Gerald tourne la tête vers moi. Comme s'il venait de réaliser.

— Excuse-moi... ce n'est pas ce que je voulais dire. Juste que je suis heureux que tu n'aies connu ce cauchemar qu'une fois, si peu de temps.

Il y a autre chose à l'origine de mon malaise. Tout ce qu'il sait sur ma captivité aux mains de Tamyan. Je ne lui avais pas donné tous ses détails.

— Gerald... comment tu sais que Tamyan m'a nommée « alchimiste » ?

C'était ses mots, en effet. Des termes peu communs, désuets. Que seul un ylfe âgé de plusieurs centaines de millénaires pouvait employer. Un ylfe qui, avant moi, n'avait plus parlé à un humain depuis le moyen-âge pré-atomique.

— C'était dans ta confession, répond Gerald en me jetant un regard bref. Tu as tout raconté.

— Je n'en ai aucun souvenir...

— Tu as oublié. C'est l'effet de la confession.

Je secoue la tête. Non. Ce n'est pas l'effet de la confession. C'est l'effet du pouvoir de persuasion des ældiens. C'est le pouvoir... du luith.
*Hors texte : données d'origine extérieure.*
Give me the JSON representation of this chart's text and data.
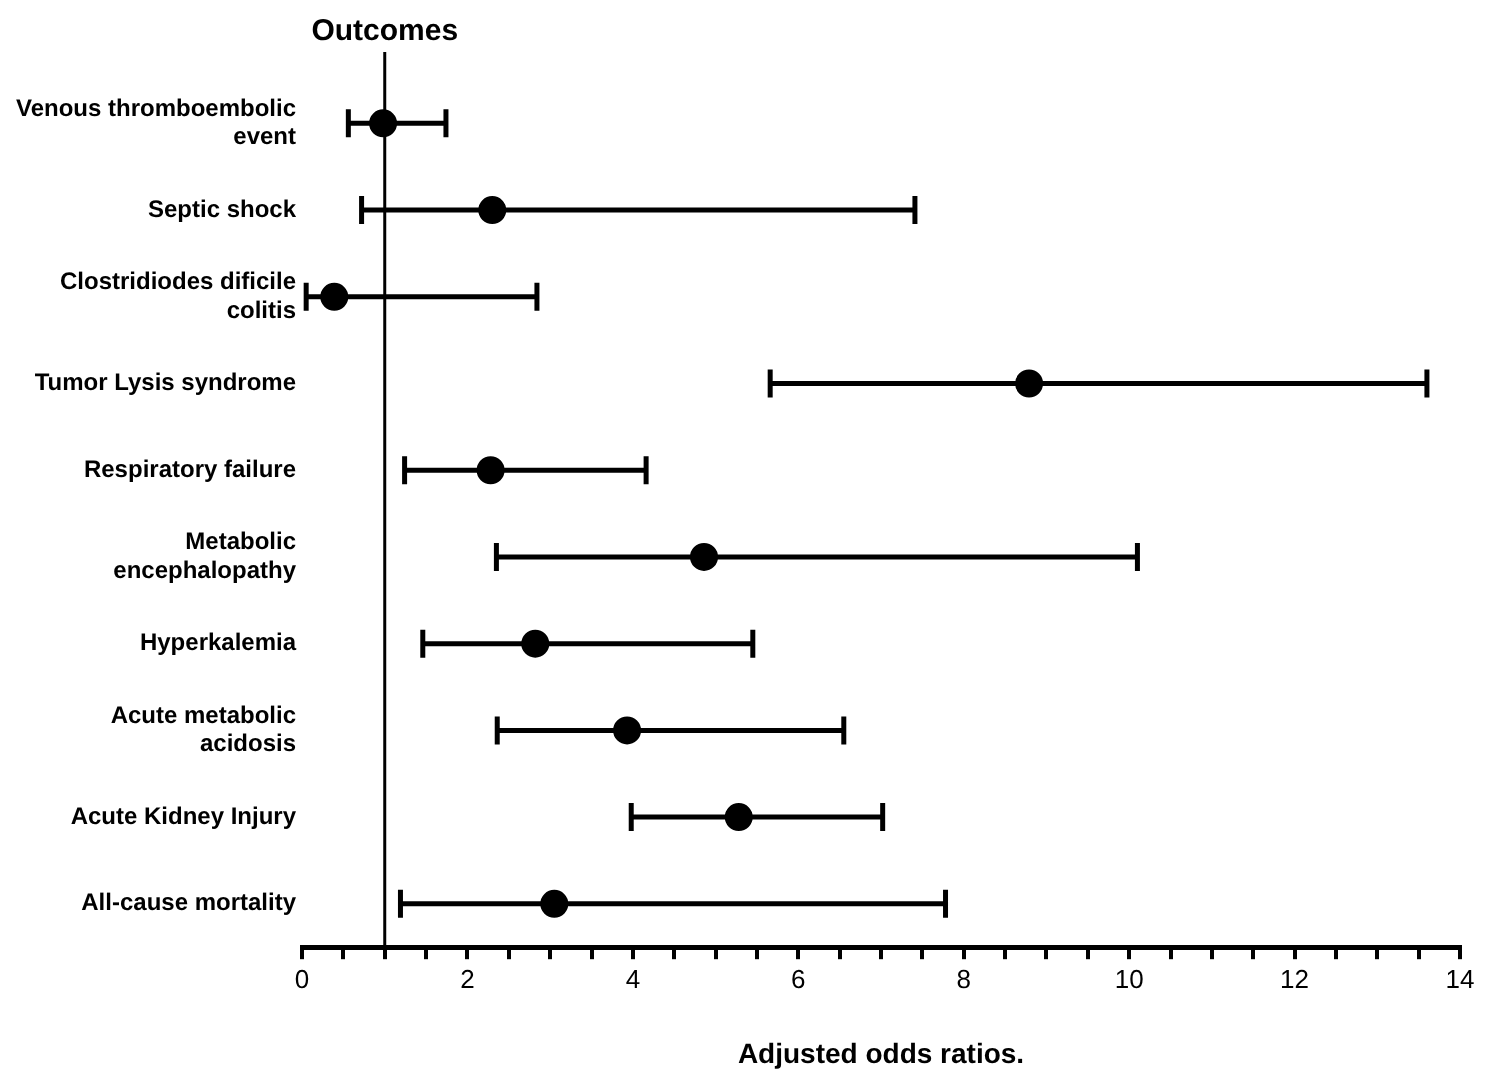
{
  "chart_data": {
    "type": "scatter",
    "orientation": "horizontal",
    "title": "Outcomes",
    "xlabel": "Adjusted odds ratios.",
    "categories": [
      "Venous thromboembolic event",
      "Septic shock",
      "Clostridiodes dificile colitis",
      "Tumor Lysis syndrome",
      "Respiratory failure",
      "Metabolic encephalopathy",
      "Hyperkalemia",
      "Acute metabolic acidosis",
      "Acute Kidney Injury",
      "All-cause mortality"
    ],
    "values": [
      0.98,
      2.3,
      0.39,
      8.79,
      2.28,
      4.86,
      2.82,
      3.93,
      5.28,
      3.05
    ],
    "errors": [
      [
        0.56,
        1.74
      ],
      [
        0.72,
        7.41
      ],
      [
        0.05,
        2.84
      ],
      [
        5.66,
        13.6
      ],
      [
        1.24,
        4.16
      ],
      [
        2.35,
        10.1
      ],
      [
        1.46,
        5.45
      ],
      [
        2.36,
        6.55
      ],
      [
        3.98,
        7.02
      ],
      [
        1.19,
        7.78
      ]
    ],
    "color": "#000000",
    "marker": "circle",
    "grid": false,
    "legend": false,
    "xlim": [
      0,
      14
    ],
    "xticks": [
      0,
      {
        "value": 0.5,
        "label": null
      },
      2,
      {
        "value": 1,
        "label": null
      },
      {
        "value": 1.5,
        "label": null
      },
      {
        "value": 2.5,
        "label": null
      },
      {
        "value": 3,
        "label": null
      },
      {
        "value": 3.5,
        "label": null
      },
      4,
      {
        "value": 4.5,
        "label": null
      },
      {
        "value": 5,
        "label": null
      },
      {
        "value": 5.5,
        "label": null
      },
      6,
      {
        "value": 6.5,
        "label": null
      },
      {
        "value": 7,
        "label": null
      },
      {
        "value": 7.5,
        "label": null
      },
      8,
      {
        "value": 8.5,
        "label": null
      },
      {
        "value": 9,
        "label": null
      },
      {
        "value": 9.5,
        "label": null
      },
      10,
      {
        "value": 10.5,
        "label": null
      },
      {
        "value": 11,
        "label": null
      },
      {
        "value": 11.5,
        "label": null
      },
      12,
      {
        "value": 12.5,
        "label": null
      },
      {
        "value": 13,
        "label": null
      },
      {
        "value": 13.5,
        "label": null
      },
      14
    ],
    "ref_lines": [
      {
        "axis": "x",
        "value": 1,
        "color": "#000000"
      }
    ]
  }
}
— Gerald... tu dois me répondre, murmuré-je. As-tu utilisé ton... luith sur moi ?

Il me fixe, ses pupilles de chat braquées sur les miennes.

— Si je l'ai utilisé, murmure-t-il enfin, c'était indépendamment de ma volonté. Quand j'ai reçu ta confession, j'ai... j'étais au début de mes fièvres.
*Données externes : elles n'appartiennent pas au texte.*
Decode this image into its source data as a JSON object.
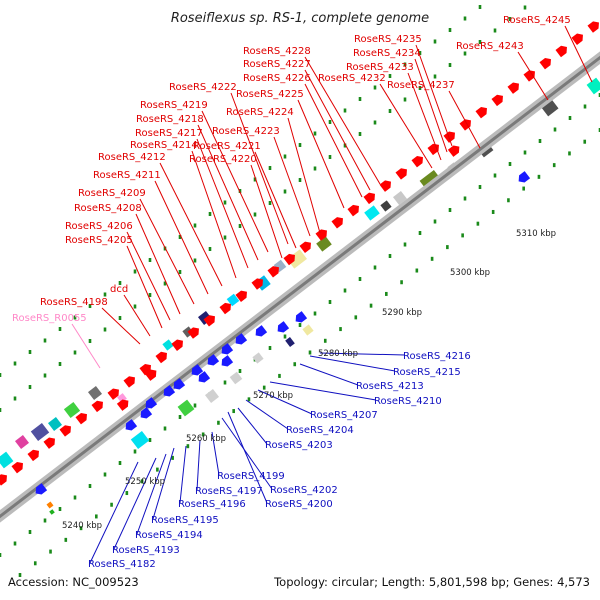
{
  "title": "Roseiflexus sp. RS-1, complete genome",
  "accession": "Accession: NC_009523",
  "summary": "Topology: circular; Length: 5,801,598 bp; Genes: 4,573",
  "colors": {
    "forward_label": "#e00000",
    "reverse_label": "#1010c0",
    "rna_label": "#ff88c8",
    "forward_arrow": "#ff0000",
    "reverse_arrow": "#1a1aff",
    "backbone": "#9a9a9a",
    "tick_dot": "#1a8a1a"
  },
  "ticks": [
    "5240 kbp",
    "5250 kbp",
    "5260 kbp",
    "5270 kbp",
    "5280 kbp",
    "5290 kbp",
    "5300 kbp",
    "5310 kbp"
  ],
  "forward_labels": [
    "RoseRS_4245",
    "RoseRS_4243",
    "RoseRS_4235",
    "RoseRS_4234",
    "RoseRS_4233",
    "RoseRS_4232",
    "RoseRS_4237",
    "RoseRS_4228",
    "RoseRS_4227",
    "RoseRS_4226",
    "RoseRS_4225",
    "RoseRS_4224",
    "RoseRS_4222",
    "RoseRS_4219",
    "RoseRS_4218",
    "RoseRS_4217",
    "RoseRS_4223",
    "RoseRS_4214",
    "RoseRS_4221",
    "RoseRS_4212",
    "RoseRS_4220",
    "RoseRS_4211",
    "RoseRS_4209",
    "RoseRS_4208",
    "RoseRS_4206",
    "RoseRS_4205",
    "dcd",
    "RoseRS_4198"
  ],
  "rna_labels": [
    "RoseRS_R0055"
  ],
  "reverse_labels": [
    "RoseRS_4216",
    "RoseRS_4215",
    "RoseRS_4213",
    "RoseRS_4210",
    "RoseRS_4207",
    "RoseRS_4204",
    "RoseRS_4203",
    "RoseRS_4199",
    "RoseRS_4202",
    "RoseRS_4197",
    "RoseRS_4200",
    "RoseRS_4196",
    "RoseRS_4195",
    "RoseRS_4194",
    "RoseRS_4193",
    "RoseRS_4182"
  ]
}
Il baisse la tête, embarrassé. Ma colère s'évanouit aussitôt.

Ce n'est pas de sa faute. Il n'a pas demandé à être ainsi. À vivre ça, cet esclavage de la chair, de ces pulsions primaires.

— Je suis désolée.

— C'est moi qui suis désolé, dit-il en secouant la tête. J'avoue que j'utilise le pouvoir de persuasion des ældiens un peu trop souvent... le SVGARD compte dessus, d'ailleurs. Mais là, vraiment, je n'ai rien fait de tel.

— Ce que le SVGARD te fait vivre... vraiment, ça me révolte. Ils n'ont pas le droit de t'utiliser ainsi !
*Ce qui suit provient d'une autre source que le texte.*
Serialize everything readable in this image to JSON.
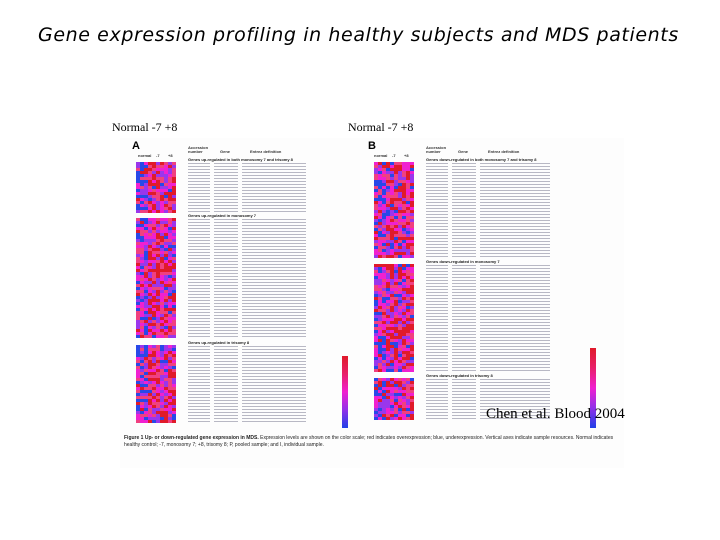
{
  "slide": {
    "title": "Gene expression profiling in healthy subjects and MDS patients",
    "group_labels": [
      "Normal  -7  +8",
      "Normal  -7  +8"
    ],
    "citation": "Chen et al. Blood 2004"
  },
  "figure": {
    "panels": [
      {
        "letter": "A",
        "column_headers": {
          "accession": "Accession number",
          "gene": "Gene",
          "definition": "Entrez definition"
        },
        "sample_groups": [
          "normal",
          "-7",
          "+8"
        ],
        "sections": [
          "Genes up-regulated in both monosomy 7 and trisomy 8",
          "Genes up-regulated in monosomy 7",
          "Genes up-regulated in trisomy 8"
        ]
      },
      {
        "letter": "B",
        "column_headers": {
          "accession": "Accession number",
          "gene": "Gene",
          "definition": "Entrez definition"
        },
        "sample_groups": [
          "normal",
          "-7",
          "+8"
        ],
        "sections": [
          "Genes down-regulated in both monosomy 7 and trisomy 8",
          "Genes down-regulated in monosomy 7",
          "Genes down-regulated in trisomy 8"
        ]
      }
    ],
    "caption_bold": "Figure 1  Up- or down-regulated gene expression in MDS.",
    "caption_text": "Expression levels are shown on the color scale; red indicates overexpression; blue, underexpression. Vertical axes indicate sample resources. Normal indicates healthy control; -7, monosomy 7; +8, trisomy 8; P, pooled sample; and I, individual sample.",
    "colors": {
      "high": "#e01a2a",
      "mid_high": "#f04080",
      "mid": "#f020d0",
      "mid_low": "#9a36ec",
      "low": "#2848e8"
    }
  }
}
— Tout le monde utilise quelqu'un, à un moment donné. Si cela peut servir de plus grands desseins, cela me va.

Je ne suis toujours pas convaincue.

— Comme quoi ? Quels desseins du SVGARD pourraient justifier ce qu'ils te font ? demandé-je durement.

— L'éradication de la menace ældienne de l'univers.

Je médite en silence sur ces mots. L'éradication des ældiens. La fin des raids qui m'ont séparé de ma sœur, le disparition des créatures voraces et violentes qui nous ont attaqué. Il n'y aurait plus non plus d'hybrides lumineux comme des astres, ou de princes déchus mélancoliques et sarcastiques, se complaisant dans leur propre noirceur.

— Tiens, dit-il enfin. La dose pour aujourd'hui. C'est la date. La prochaine doit avoir lieu dans 17 jours.

Je regarde la poche plastifiée qu'il me tend.

— Prends-la, Faith. Au pire, tu prendras ta décision après. Mais pour le moment... prends-la.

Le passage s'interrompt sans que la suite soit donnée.